Though it can be used anywhere with counter space and cold foods to display, the sushi case has become as much a mainstay in restaurants that serve sushi as the little waving maneki-neko. It is great for this purpose not only because it provides a long, low display, but also because it typically has cold plate technology, which means the cool air is focused on the food being held. That's especially important with sushi because it's bite-sized food, so it wouldn't get the benefit of a cooling effect of a forced air system in a taller cabinet.
If you need some help deciding which of these units might be perfect for your sushi bar or Asian fusion joint , read on to learn about some of the key details you should consider.
Deciding on a Width
This is likely the first choice you should make and it will likely also be the easiest. What might be called length for other equipment is called width for a sushi display case because it sits on a counter, with customers and staff viewing it from its long sides. They range from 47- to 87-inches wide, offering plenty of room to display your creations.
If you're buying a sushi case to fit an existing countertop, then you'll already know how much room you have for it. If you're custom-building a space for it or if you're just browsing to get an idea for what's available, keep in mind that the full measurement won't be available for display. That's because some portion of that width – typically about 14 or 15 inches – will be taken up by the refrigeration system.
Picking a Location for the Refrigeration System
Every sushi display case will have a compressor, a key part of the refrigeration system, located on either the left or right. Which end you pick should mostly be guided by which will have the best air circulation around it.
Louvered vents on the outside of the unit will allow the refrigeration system to bring in and expel air for cooling the condenser coils. The more free space around those open areas, the easier it will be for the fans to move that air, which means your unit will run more efficiently.
If you'll be mounting a sushi case against a wall or other fixture, be sure you purchase one with the compressor on the opposite side of the unit. You should also consider where your customers will sit and where your workers will be in relation to the sushi display. If your seating will be to the right of the unit, opt for a left-mounted compressor. If your register is to the left of the display, you'll want to look at right-mounted compressors or you might end up with a steaming-mad cashier.
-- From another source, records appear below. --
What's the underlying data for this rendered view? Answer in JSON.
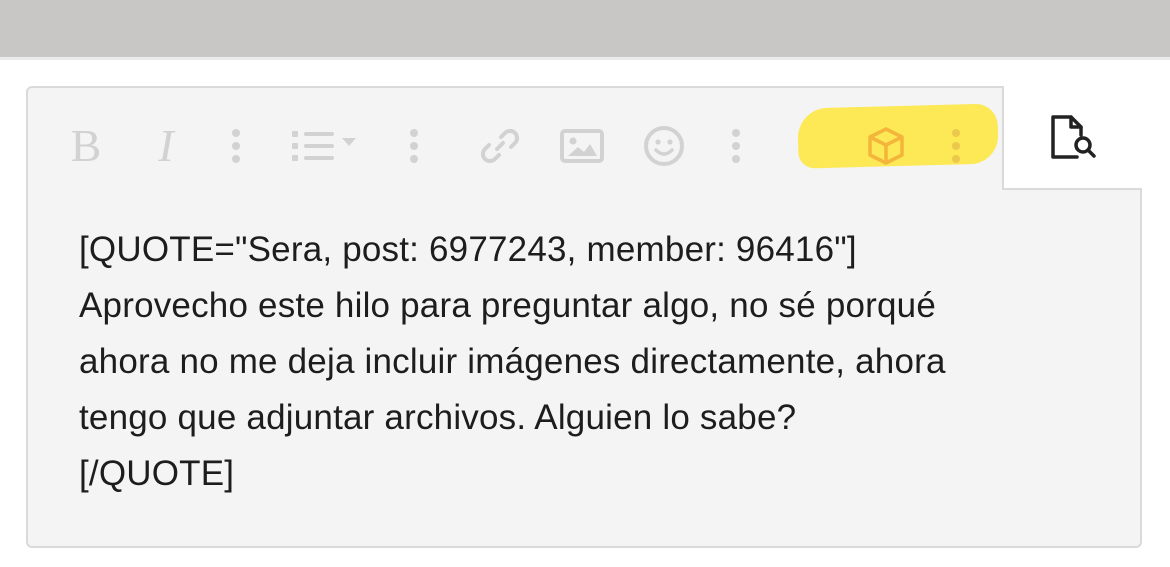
{
  "colors": {
    "topbar": "#c9c6c6",
    "editor_background": "#f4f4f4",
    "editor_border": "#dadada",
    "toolbar_icon": "#d2d2d2",
    "highlight": "#fde74c",
    "highlight_icon": "#f3b53a",
    "text": "#1d1d1d"
  },
  "toolbar": {
    "buttons": [
      {
        "name": "bold",
        "icon": "bold-icon",
        "label": "B"
      },
      {
        "name": "italic",
        "icon": "italic-icon",
        "label": "I"
      },
      {
        "name": "more-text-options",
        "icon": "vertical-ellipsis-icon"
      },
      {
        "name": "list",
        "icon": "list-dropdown-icon"
      },
      {
        "name": "more-paragraph-options",
        "icon": "vertical-ellipsis-icon"
      },
      {
        "name": "insert-link",
        "icon": "link-icon"
      },
      {
        "name": "insert-image",
        "icon": "image-icon"
      },
      {
        "name": "smilies",
        "icon": "smile-icon"
      },
      {
        "name": "more-insert-options",
        "icon": "vertical-ellipsis-icon"
      },
      {
        "name": "media",
        "icon": "cube-icon"
      },
      {
        "name": "more-options",
        "icon": "vertical-ellipsis-icon"
      }
    ],
    "preview_icon": "file-search-icon"
  },
  "editor": {
    "lines": [
      "[QUOTE=\"Sera, post: 6977243, member: 96416\"]",
      "Aprovecho este hilo para preguntar algo, no sé porqué",
      "ahora no me deja incluir imágenes directamente, ahora",
      "tengo que adjuntar archivos. Alguien lo sabe?",
      "[/QUOTE]"
    ]
  }
}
If your chef will do front-of-house show cooking or you'll have other hot equipment near the case, make sure the compressor is mounted away from that area. Additionally, if the air on one side of the sushi case could be turbulent – for instance, because of a fan or door opening – the system will likely work more efficiently if the compressor is away from that space.
Drain Location Matters, Too
To accommodate spills and condensation from the refrigeration system, and to make cleaning easier, these units all have a trough to catch liquids inside the case and a drain to evacuate them all. The drain is regulated by the user, so you don't have to worry about having a bucket full of liquid in the way. It also means you can easily keep your sushi case clean, using soapy water for regular cleanings and to take care of spills, then rinsing with clean water, with all of it draining out of the unit.
Another feature to consider in cleanability is the number of food plates in the bottom of the unit and whether they are removable. These aren't the types of plates you serve on, but rather the flat surfaces that hold your offerings in the sushi display case. If they're removable, they will be much easier to clean and to clean under. The number of them also lets you know how easy cleaning will be, because it will likely mean you have to remove only a small section to take care of spills, rather than pulling out a larger and more unwieldy portion.